L'ingegneria sperimentale strutturale è la branca dell'ingegneria civile che studia il comportamento reale delle strutture attraverso prove, misure e analisi condotte direttamente sulle opere costruite. Rispetto all'approccio teorico basato su modelli di calcolo, l'approccio sperimentale verifica sul campo come una struttura risponde ai carichi, alle deformazioni e alle sollecitazioni dinamiche, restituendo dati concreti su cui fondare le valutazioni di sicurezza e gli eventuali interventi correttivi.
Labortec, con sede a Forlì attivo dal 1977, è specializzato in prove e servizi di ingegneria sperimentale strutturale sul territorio romagnolo e nazionale. L'attività comprende prove di carico statiche su solai, travi e impalcati, collaudi strutturali ai sensi delle Norme Tecniche per le Costruzioni, prove dinamiche per la caratterizzazione modale, monitoraggio strumentale nel tempo e ispezioni su opere d'arte stradali quali ponti, viadotti e cavalcavia.
Le prove di carico sono lo strumento principale per verificare che una struttura si comporti come previsto dal progetto. Labortec Group le esegue con martinetti idraulici, sacche d'acqua, zavorre e sistemi di reazione, adattando la configurazione alle caratteristiche dell'opera e alle indicazioni della direzione lavori. Durante ciascuna prova vengono rilevati spostamenti, deformazioni e frecce mediante trasduttori e sensori di precisione; i risultati sono poi confrontati con i valori teorici attesi.
Le prove dinamiche, condotte con accelerometri e sistemi di acquisizione multicanale, consentono di determinare frequenze proprie di vibrazione, smorzamenti e forme modali di una struttura. Questi dati risultano utili nella valutazione della vulnerabilità sismica e nella calibrazione dei modelli numerici dei progettisti. Per le province di Forlì-Cesena, Rimini e Ravenna, dove il tessuto edilizio comprende edifici di epoche e tipologie molto diverse — dai centri storici ai capannoni industriali, dalle strutture ricettive della riviera ai ponti fluviali — l'analisi sperimentale fornisce informazioni che il solo calcolo teorico non è in grado di restituire.

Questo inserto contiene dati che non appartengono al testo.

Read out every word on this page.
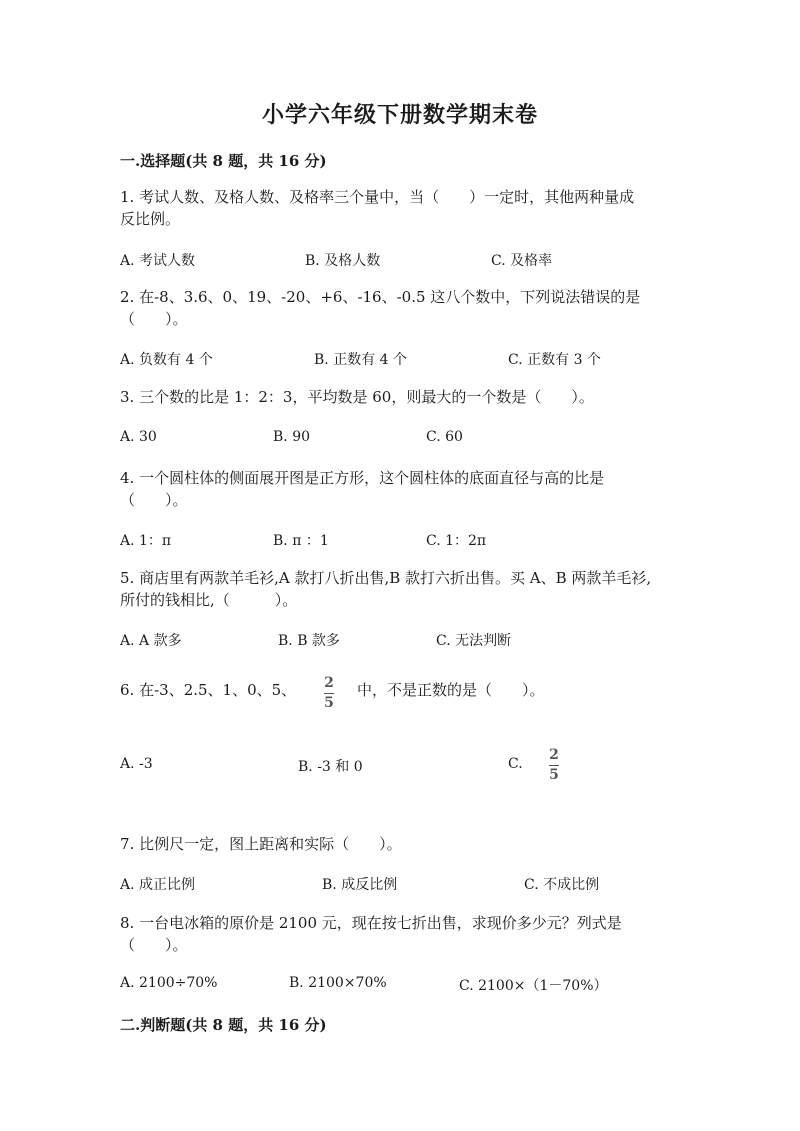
小学六年级下册数学期末卷
一.选择题(共 8 题，共 16 分)
1. 考试人数、及格人数、及格率三个量中，当（　　）一定时，其他两种量成
反比例。
A. 考试人数	B. 及格人数	C. 及格率
2. 在-8、3.6、0、19、-20、+6、-16、-0.5 这八个数中，下列说法错误的是
（　　）。
A. 负数有 4 个	B. 正数有 4 个	C. 正数有 3 个
3. 三个数的比是 1：2：3，平均数是 60，则最大的一个数是（　　）。
A. 30	B. 90	C. 60
4. 一个圆柱体的侧面展开图是正方形，这个圆柱体的底面直径与高的比是
（　　）。
A. 1：π	B. π ：1	C. 1：2π
5. 商店里有两款羊毛衫,A 款打八折出售,B 款打六折出售。买 A、B 两款羊毛衫,
所付的钱相比,（　　　）。
A. A 款多	B. B 款多	C. 无法判断
6. 在-3、2.5、1、0、5、	$\frac{2}{5}$ 中，不是正数的是（　　）。
A. -3	B. -3 和 0	C. $\frac{2}{5}$
7. 比例尺一定，图上距离和实际（　　）。
A. 成正比例	B. 成反比例	C. 不成比例
8. 一台电冰箱的原价是 2100 元，现在按七折出售，求现价多少元？列式是
（　　）。
A. 2100÷70%	B. 2100×70%	C. 2100×（1－70%）
二.判断题(共 8 题，共 16 分)
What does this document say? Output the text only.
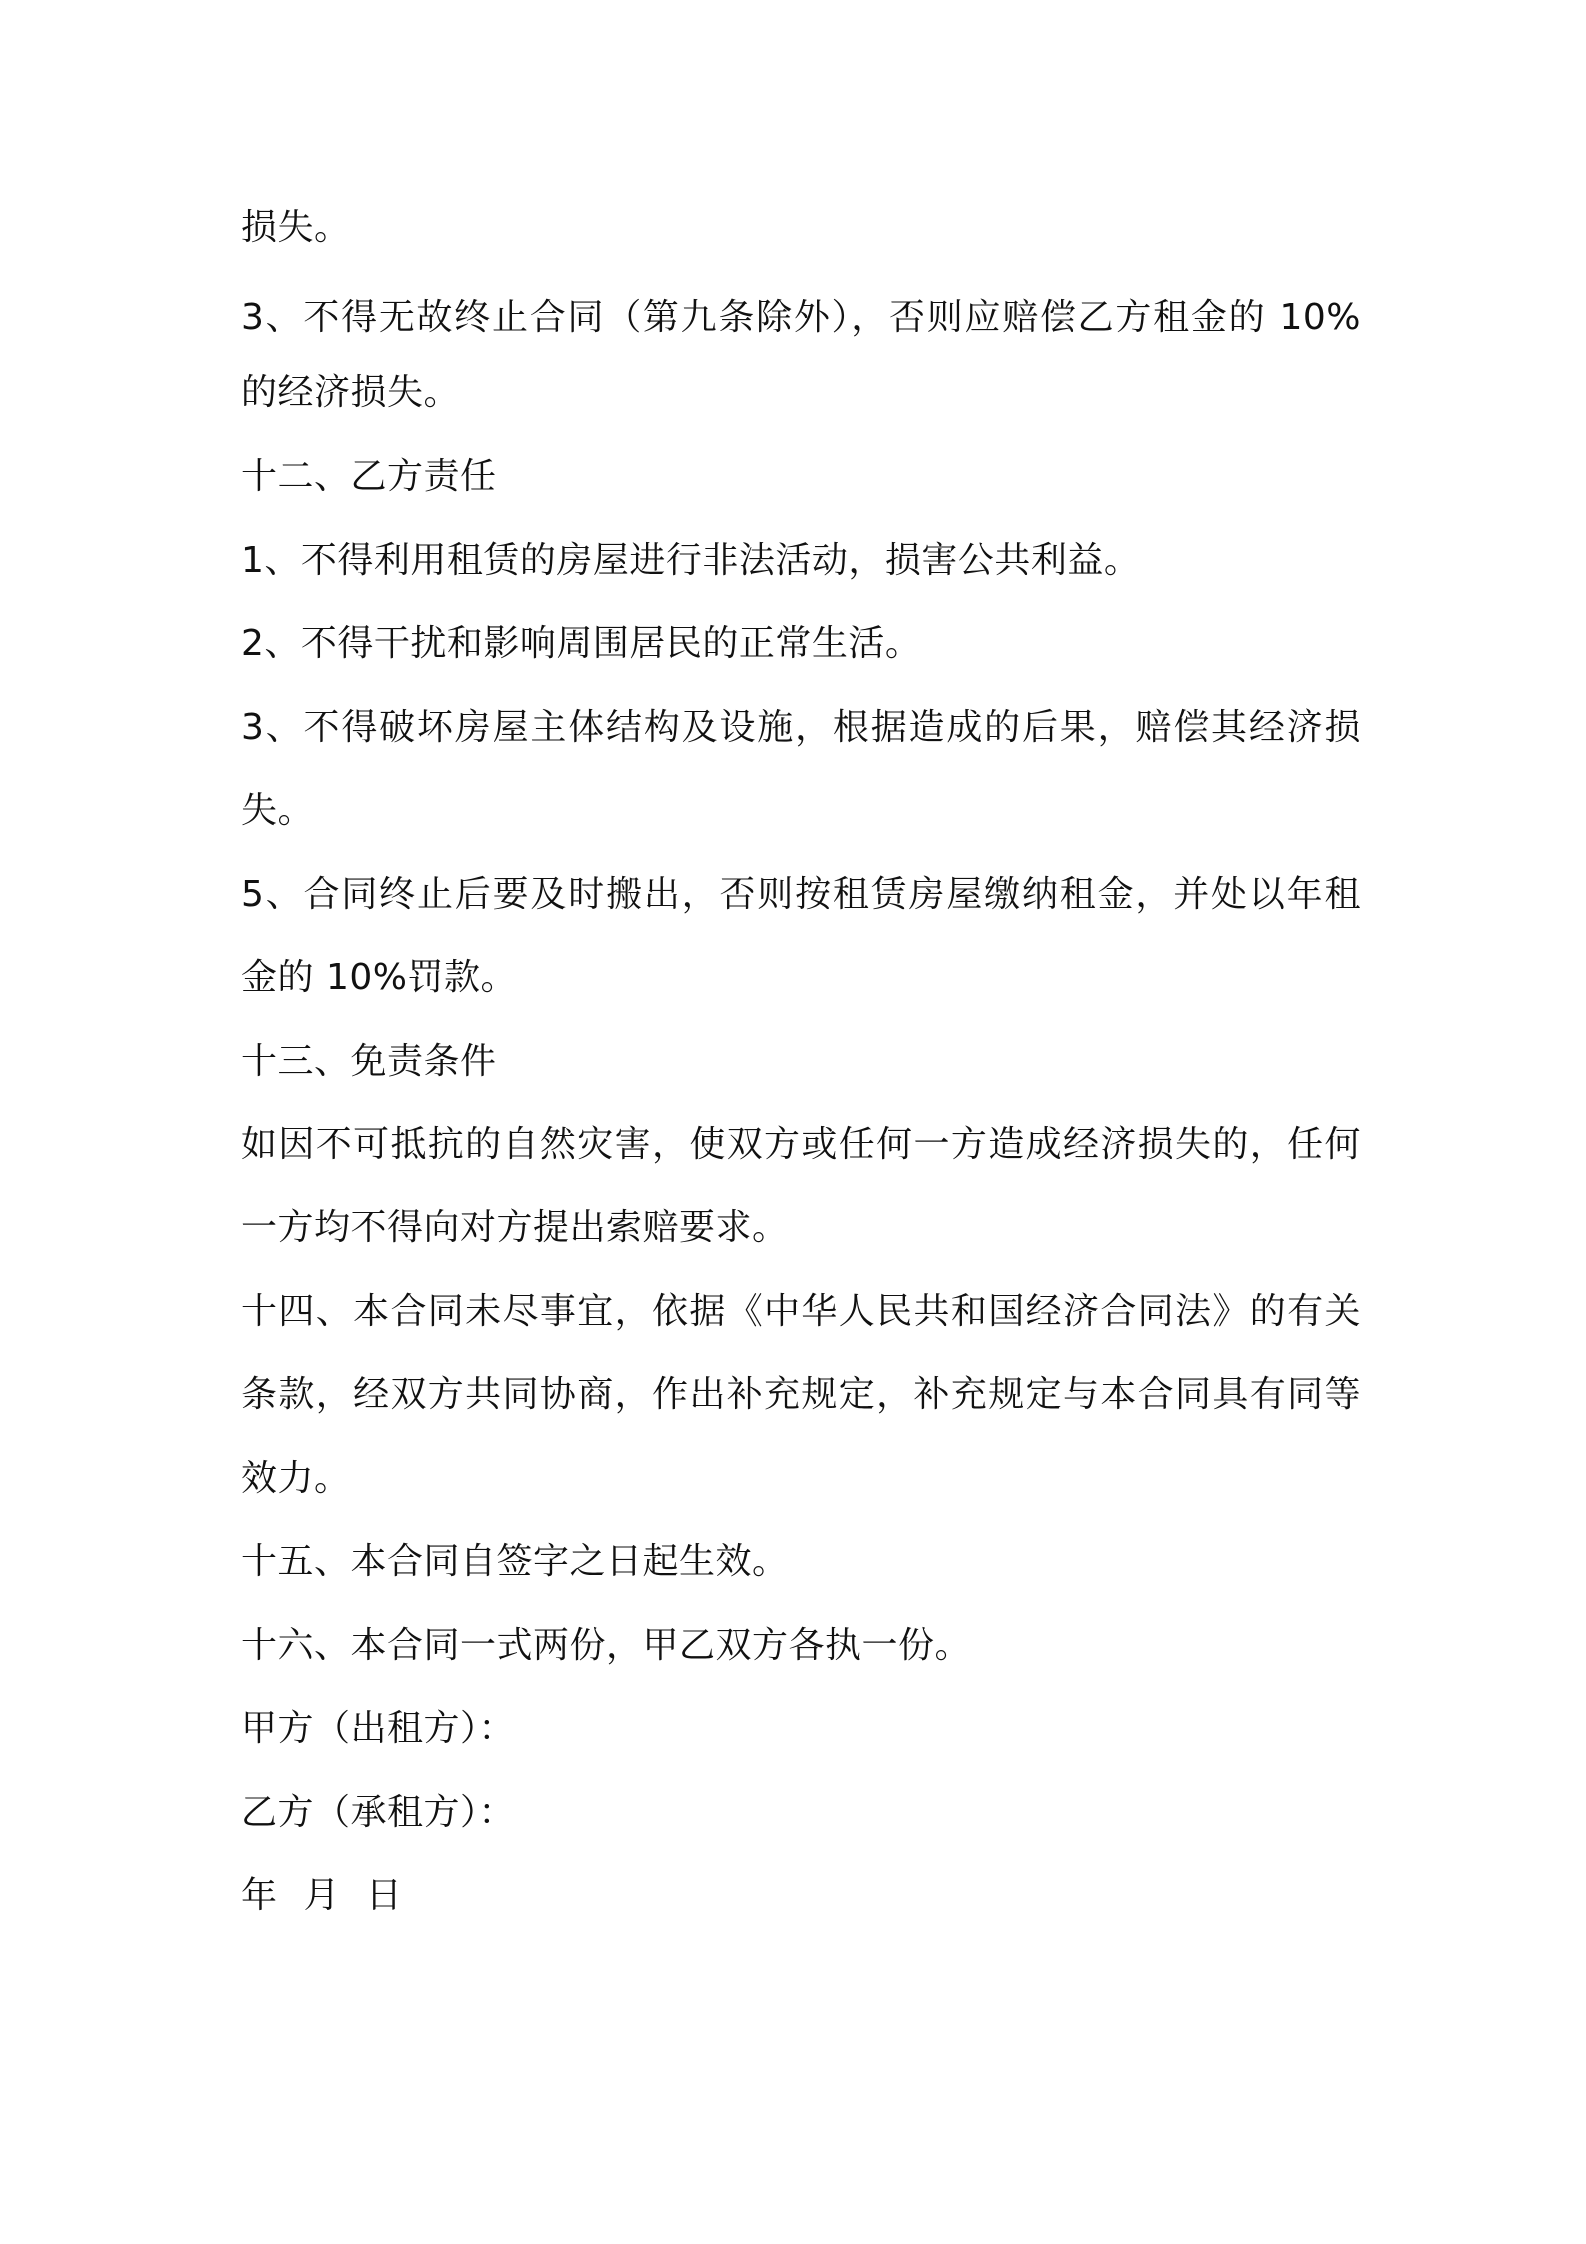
损失。
3、不得无故终止合同（第九条除外），否则应赔偿乙方租金的 10%
的经济损失。
十二、乙方责任
1、不得利用租赁的房屋进行非法活动，损害公共利益。
2、不得干扰和影响周围居民的正常生活。
3、不得破坏房屋主体结构及设施，根据造成的后果，赔偿其经济损
失。
5、合同终止后要及时搬出，否则按租赁房屋缴纳租金，并处以年租
金的 10%罚款。
十三、免责条件
如因不可抵抗的自然灾害，使双方或任何一方造成经济损失的，任何
一方均不得向对方提出索赔要求。
十四、本合同未尽事宜，依据《中华人民共和国经济合同法》的有关
条款，经双方共同协商，作出补充规定，补充规定与本合同具有同等
效力。
十五、本合同自签字之日起生效。
十六、本合同一式两份，甲乙双方各执一份。
甲方（出租方）：
乙方（承租方）：
年 月 日
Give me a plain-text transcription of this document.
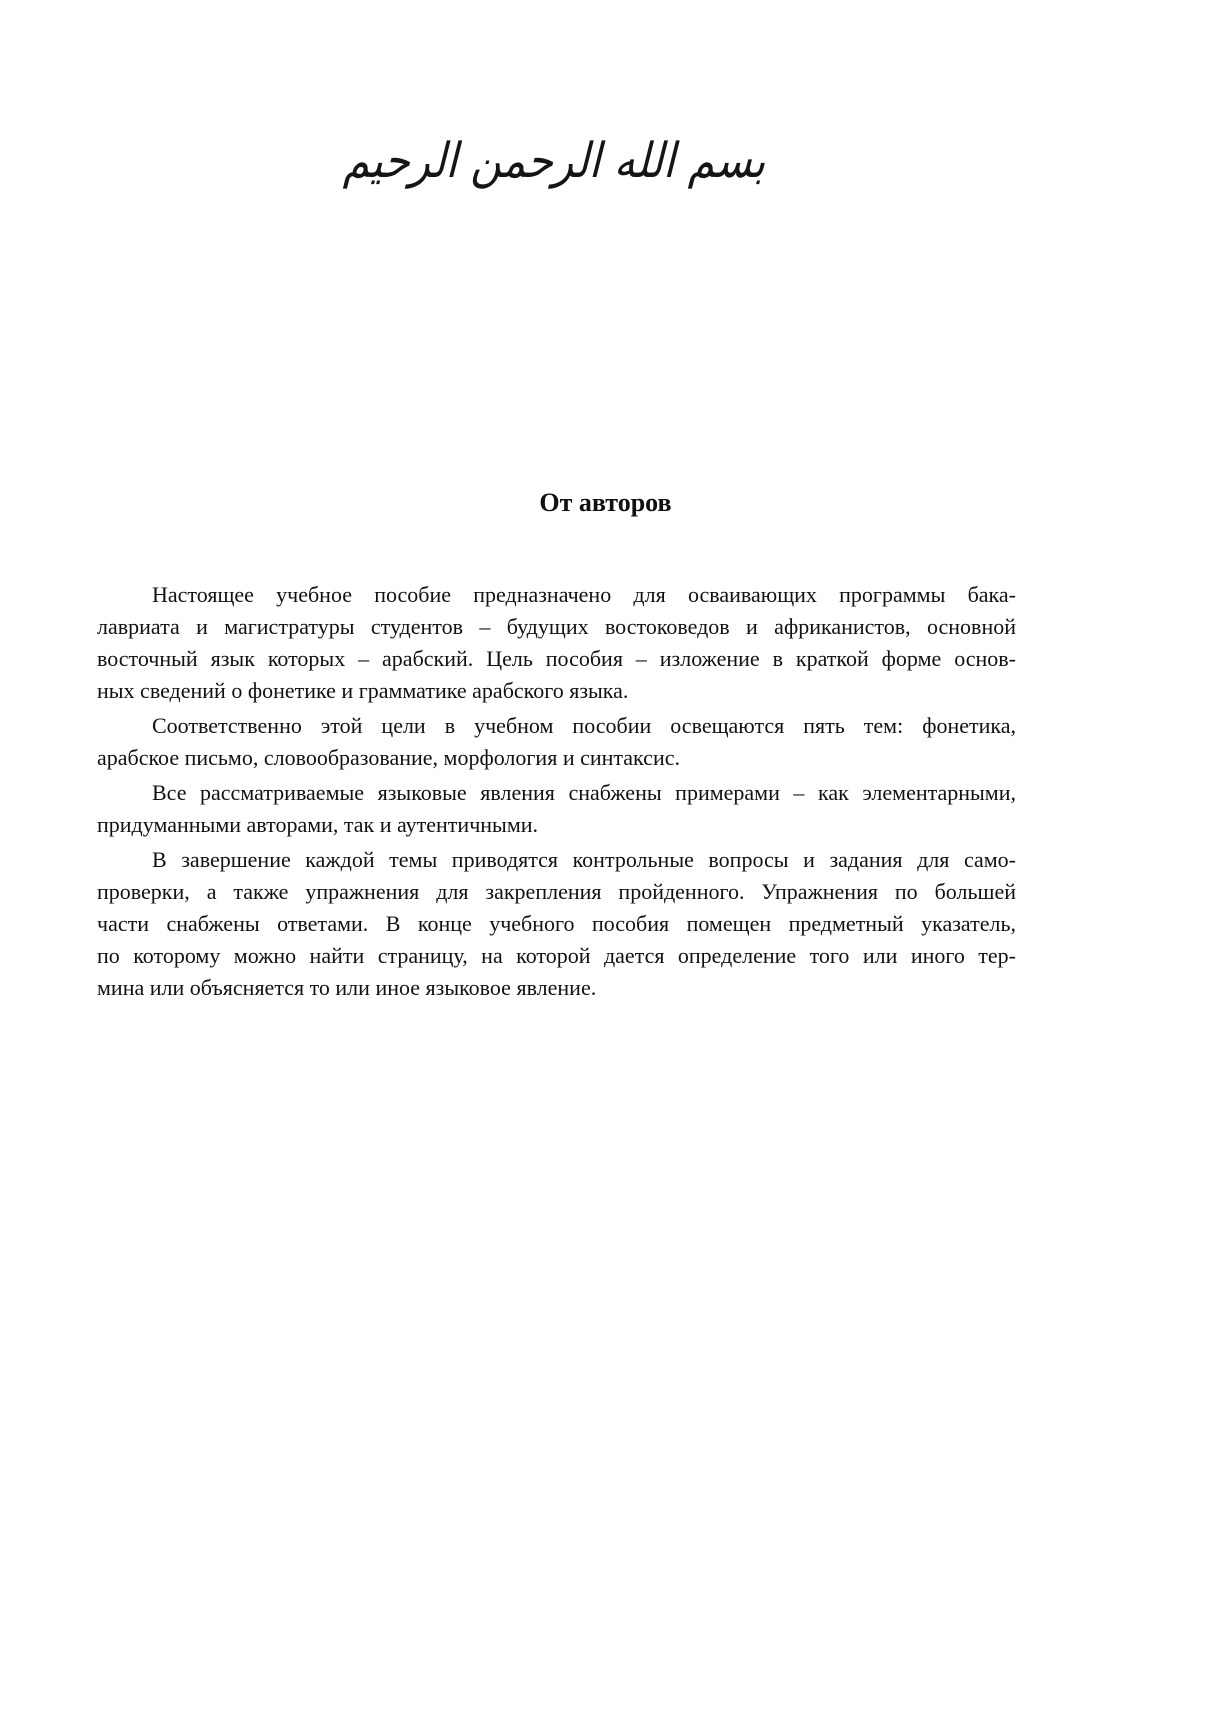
بسم الله الرحمن الرحيم
От авторов
Настоящее учебное пособие предназначено для осваивающих программы бака-
лавриата и магистратуры студентов – будущих востоковедов и африканистов, основной
восточный язык которых – арабский. Цель пособия – изложение в краткой форме основ-
ных сведений о фонетике и грамматике арабского языка.
Соответственно этой цели в учебном пособии освещаются пять тем: фонетика,
арабское письмо, словообразование, морфология и синтаксис.
Все рассматриваемые языковые явления снабжены примерами – как элементарными,
придуманными авторами, так и аутентичными.
В завершение каждой темы приводятся контрольные вопросы и задания для само-
проверки, а также упражнения для закрепления пройденного. Упражнения по большей
части снабжены ответами. В конце учебного пособия помещен предметный указатель,
по которому можно найти страницу, на которой дается определение того или иного тер-
мина или объясняется то или иное языковое явление.
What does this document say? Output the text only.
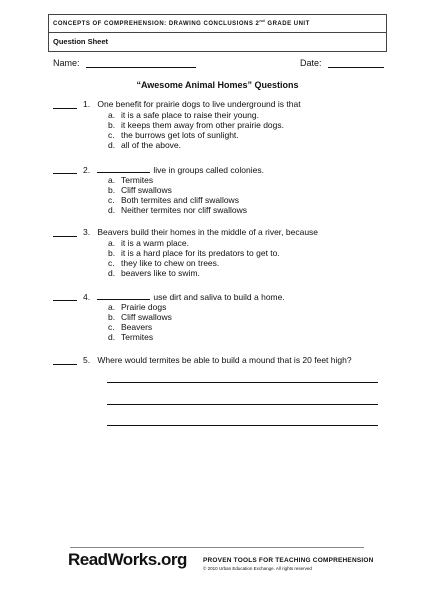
CONCEPTS OF COMPREHENSION: DRAWING CONCLUSIONS 2nd GRADE UNIT
Question Sheet
Name:	Date:
“Awesome Animal Homes” Questions
1. One benefit for prairie dogs to live underground is that
a. it is a safe place to raise their young.
b. it keeps them away from other prairie dogs.
c. the burrows get lots of sunlight.
d. all of the above.
2.	live in groups called colonies.
a. Termites
b. Cliff swallows
c. Both termites and cliff swallows
d. Neither termites nor cliff swallows
3. Beavers build their homes in the middle of a river, because
a. it is a warm place.
b. it is a hard place for its predators to get to.
c. they like to chew on trees.
d. beavers like to swim.
4.	use dirt and saliva to build a home.
a. Prairie dogs
b. Cliff swallows
c. Beavers
d. Termites
5. Where would termites be able to build a mound that is 20 feet high?
ReadWorks.org PROVEN TOOLS FOR TEACHING COMPREHENSION
© 2010 Urban Education Exchange. All rights reserved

Il monitoraggio strutturale è un'altra competenza centrale: prevede l'installazione di sensori permanenti o semipermanenti per seguire nel tempo l'evoluzione di fessure, spostamenti, rotazioni e vibrazioni. Questo tipo di controllo viene richiesto sia su strutture nuove, nelle fasi critiche di cantiere, sia su opere esistenti di cui si vuole verificare la stabilità nel lungo periodo. Dopo l'alluvione del 2023 che ha colpito duramente la Romagna, la necessità di verificare lo stato delle infrastrutture e degli edifici nelle aree interessate ha ulteriormente evidenziato il ruolo delle indagini sperimentali.
Labortec Group opera con personale tecnico qualificato e strumentazione propria, collabora con enti di ricerca come ENEA e CNR ed è associato a RILEM. Da Forlì il laboratorio raggiunge agevolmente i cantieri di Cesena, Rimini, Ravenna e dell'intera area romagnola, offrendo un servizio che unisce rigore tecnico, capacità di analisi e tempi di risposta compatibili con le esigenze operative di progettisti, imprese e pubbliche amministrazioni.